He waits.
And he waits.
And keeps waiting.
For her.
In fields of fresh green blades breaking free of snow-bound patches promising new life, in long lush meadow grasses warmed by the summer sun that heats the body from the outside, in the brittle dry harvest of fallen leaves with the earth closing her eyes lulling him to sleep, in the frozen hoar-frost of the deepest darkest season. The world asleep, his heart asleep. He waits for her. Come home, he whispers into the wind and wishes for his voice to carry his cry to her. And at night beneath the low-hanging moon he tips his head back and howls and howls. For her. The pack joins in but their cries don't rend the black sky the way his mourning voice does, all jagged cutting edge.
Within the embrace of his family he is alone. She is his mate. He misses her and swallows the words that would call her back to his side.

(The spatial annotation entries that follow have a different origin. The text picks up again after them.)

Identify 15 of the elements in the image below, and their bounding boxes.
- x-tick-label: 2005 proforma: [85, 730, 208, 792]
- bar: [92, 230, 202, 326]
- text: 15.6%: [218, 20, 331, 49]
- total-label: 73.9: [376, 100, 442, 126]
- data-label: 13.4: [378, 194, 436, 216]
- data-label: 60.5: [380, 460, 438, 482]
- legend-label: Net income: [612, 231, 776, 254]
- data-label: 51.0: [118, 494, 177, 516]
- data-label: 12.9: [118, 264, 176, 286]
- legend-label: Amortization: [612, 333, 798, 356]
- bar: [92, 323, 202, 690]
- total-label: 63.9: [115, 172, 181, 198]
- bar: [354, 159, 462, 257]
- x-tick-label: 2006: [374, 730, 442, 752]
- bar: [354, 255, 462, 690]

But then she returns. And when she appears she is death-shrouded in the scent of another man, a human lover. The smell of him on her skin sends hairline cracks through the long bones in his legs and in his arms and he feels that he might fracture into pieces if he tries to move. He wants to pull her against him, bite down into the place where her neck curves into her shoulder, he wants to suck a bruise into her flesh, framed by the marks of his teeth, and send her back to from wherever she came and then he'll change and run until he can't breathe. Which is very, very far. He wants to be lost. To the pack, to her, to himself. He wants to change and never change back.
She leaves again and his world becomes shades of black and grey with a bright white of despair. And for the second time in his life he knows fear. He keeps this knowledge to himself but after a run with Jeremy, the alpha too-casually mentions how the thought of being alone is the ravenous monster that preys on the pack mind. I won't leave you, he says wordlessly with the language of a firm grip on the nape of his neck. His father shakes him gently. He knows that Jeremy knows then.
Bu still, he is bereft and seeks out shadowed corners to lick at the wound that is his heart.
Returned. Again. Something has changed; he can sense it in the permission she gives him to move into her heat. But he is wary of her now, her words that are sharper than her teeth. He hangs back, too far, and the unthinkable happens. He watches her die. Shot through the back by a psychopath. He roars in disbelief, he cannot believe this because his heart is still pumping his hot blood and how can that be true, if she has been slain then surely he would bleed out because his heart would not survive the injury.
But it is not her.
And that night she comes to him. He would weep if he had not already cried himself dry months ago. He can only stand trembling, waiting, waiting, waiting for her to offer herself to him. Again. The world shifts beneath him and he falls towards her, into her, holds onto her with everything he has to keep from drowning in her particular sea. He leans down and she presses forward until the only thing he can do is offer his arms so she can climb into them.
For the first night in a year's time, he sleeps without nightmares, sleeps without waking in a cold miserable sweat, sleeps without wrapping himself in blankets woven from regret and recrimination. Then, the still betraying lover, the morning sunlight casts another shadow and he lies as though paralyzed as she rises and departs. But now her scent is on his skin and it fills his nostrils and somehow he is healed. Time becomes immaterial. He can wait. He will wait and she has no say-so in this regards. He is hers forever.
He thinks that now Jeremy will exert, insist, demand that she stay. Chain her with shackles forged from love and need. They are stronger when she is with them. Instead, it is he who is chained. He is leashed and sent back to the city with her. The obedient, the loyal, the guard. Before they leave he pulls a leather-bound copy of the Arthurian Legends down from a high shelf in the library and he stuffs it into his pack. He will be her Knight Errant.
He has to adjust his judgment on Phillip after he sees the broken glass, the drops of blood, and smells the fear and adrenaline inside the gallery. He can hear her lover's heart racing and he nods to himself. If he was wolf they would run together, chase down Olson and rip him to shreds. She sees his reluctant approval and she scowls at him. Her canines deep in the muscle of his heart. He turns away.